Quantitative techniques often comprise of measurements as without measurements, the external world cannot be comprehended. Measurements, on the other hand, require instruments that can provide a quantity. However, the issue with any of such tools is that they have no surety. That is, they are characterised by uncertainty, also called error.
To evaluate the level of uncertainty of measurement, two essential factors are considered. Precision is one of them. It differs from accuracy, the other factor in assessing data measurement insofar as the late explains how close or far a particular measurement is from the standard or accepted value.
In contrast to that, Precision describes the proximity between two or measurements irrespective of how close they are to the accepted or expected value. Thus, precision measurements may or may not be accurate, that is, close to the accepted value.
In mathematics, science and engineering, Precision is used to find out the absolute exactness of the measurement. Accordingly, two or more factors or measurements are employed in an experiment to observe the measurement’s consistency and reliability. That is to say, Precision inspects how many times a particular process or instrument repeats the same measurement value.
As it follows from the above discussion, unlike accuracy, which observes a measurement’s veracity, Precision evaluates a measurement’s reproducibility. The closer the value of two or more measurements will be, the more will be the Precision of the measurement.
Examples of Precision
To explain the concept of Precision, one can take the example of the value of ‘pi,’ that is, 3.142857143. In this case:
- The value 3.14 will be called accurate instead of precise as it is the closest number to the real value of ‘pi.’
- The value 1.14234567890987654321, on the other hand, will be called precise but not accurate. It is ‘precise’ because it gives much more information, but it is not accurate as it is far from the actual value of ‘pi.’
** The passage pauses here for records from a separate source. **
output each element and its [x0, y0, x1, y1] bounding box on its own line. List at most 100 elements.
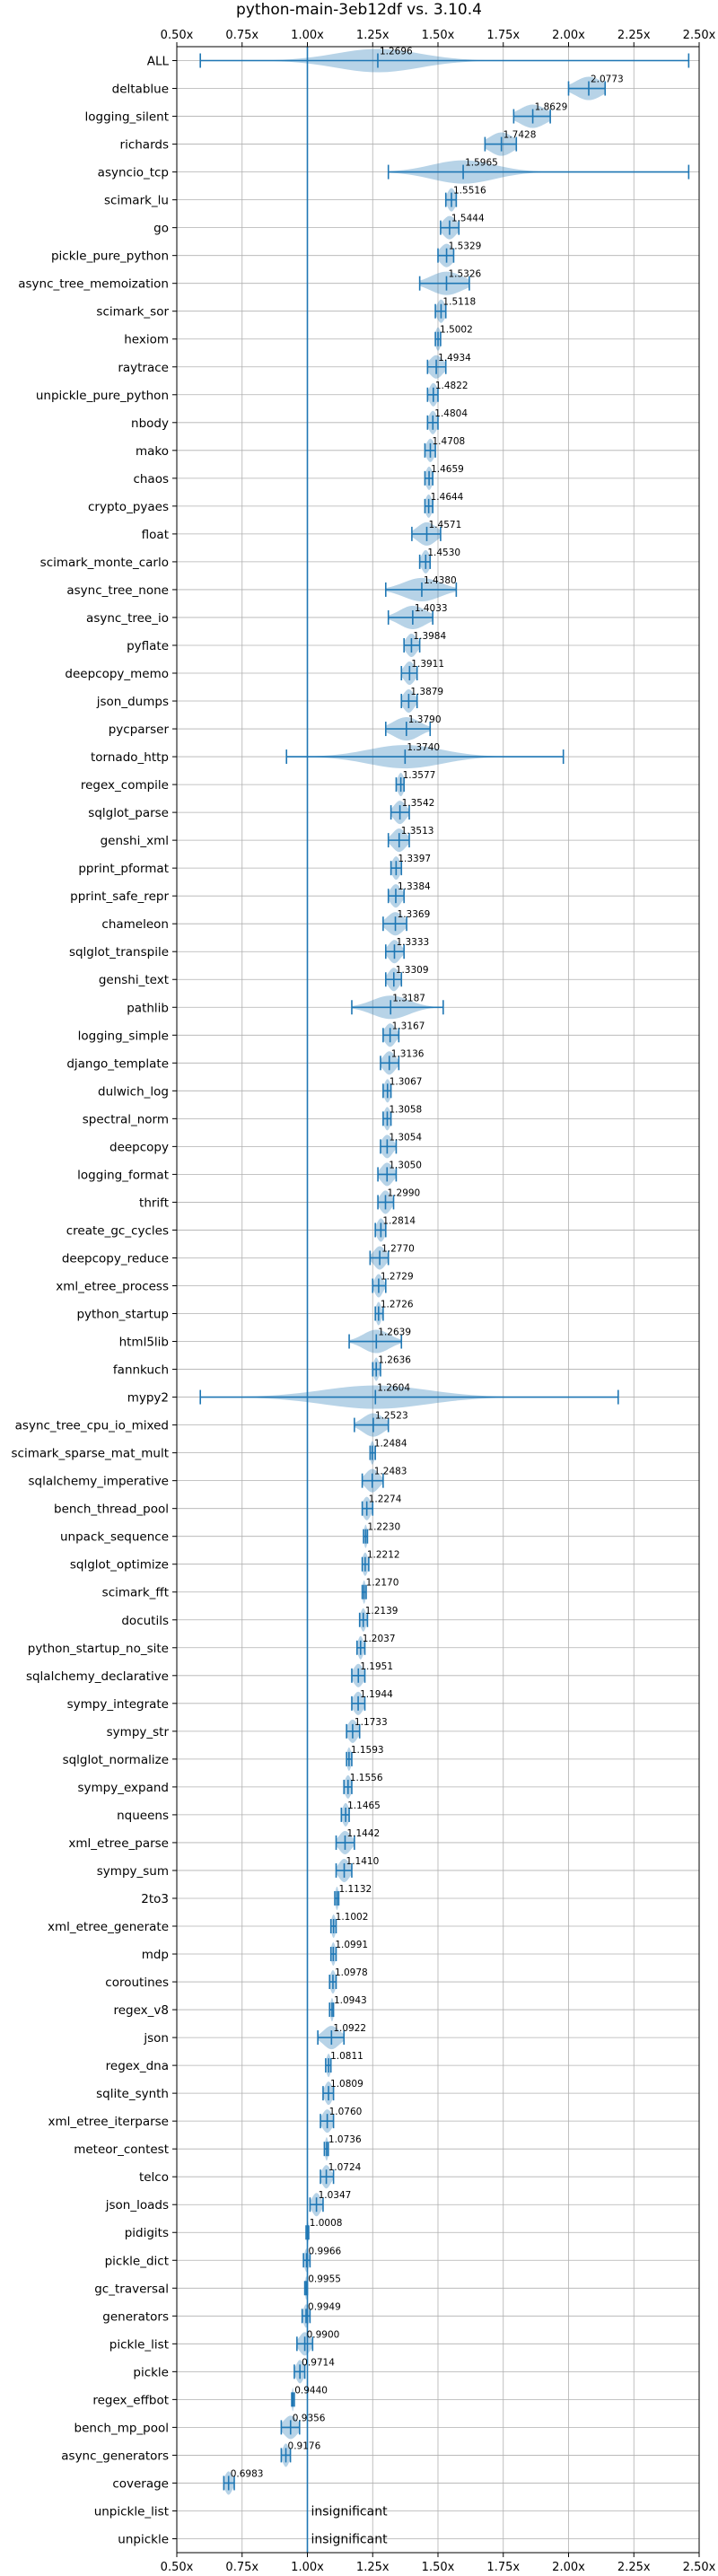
- benchmark-label: async_generators: [61, 2449, 169, 2463]
- value-label: 1.4659: [431, 464, 464, 475]
- value-label: 1.5444: [451, 214, 485, 224]
- benchmark-label: json_loads: [105, 2198, 169, 2212]
- x-tick-label-top: 1.50x: [422, 29, 455, 42]
- value-label: 1.1410: [346, 1856, 380, 1867]
- benchmark-label: sqlite_synth: [96, 2087, 169, 2101]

- The value that will exhibit both accuracy and Precision is the value 3.142857143, that is, the real value of ‘pi.’
Another example to explain Precision can be of the basketball game. Here, if a player throws the ball on the same side of the basket but misses it every time, his throw is said to have a high Precision level. In this situation, the player’s aim may prove to be far from the basket. But because the ball falls in the same direction every time, the player’s throw is said to be precise.
The concept of Precision may become further clear with the example of a dart game.
Advantages of Precision
It is more useful to use a precise instrument of measurement than an imprecise but accurate one. It is because:
- Precision makes adjustment of error more straightforward.
- The determination of an instrument’s quality is better with Precision than accuracy.
Disadvantages of Precision
Some of the inherent limitations include:
- Recurring measurements cannot improve Precision.
- Precision cannot be determined with a single experiment. Multiple factors and investigations are required to evaluate an instrument’s Precision.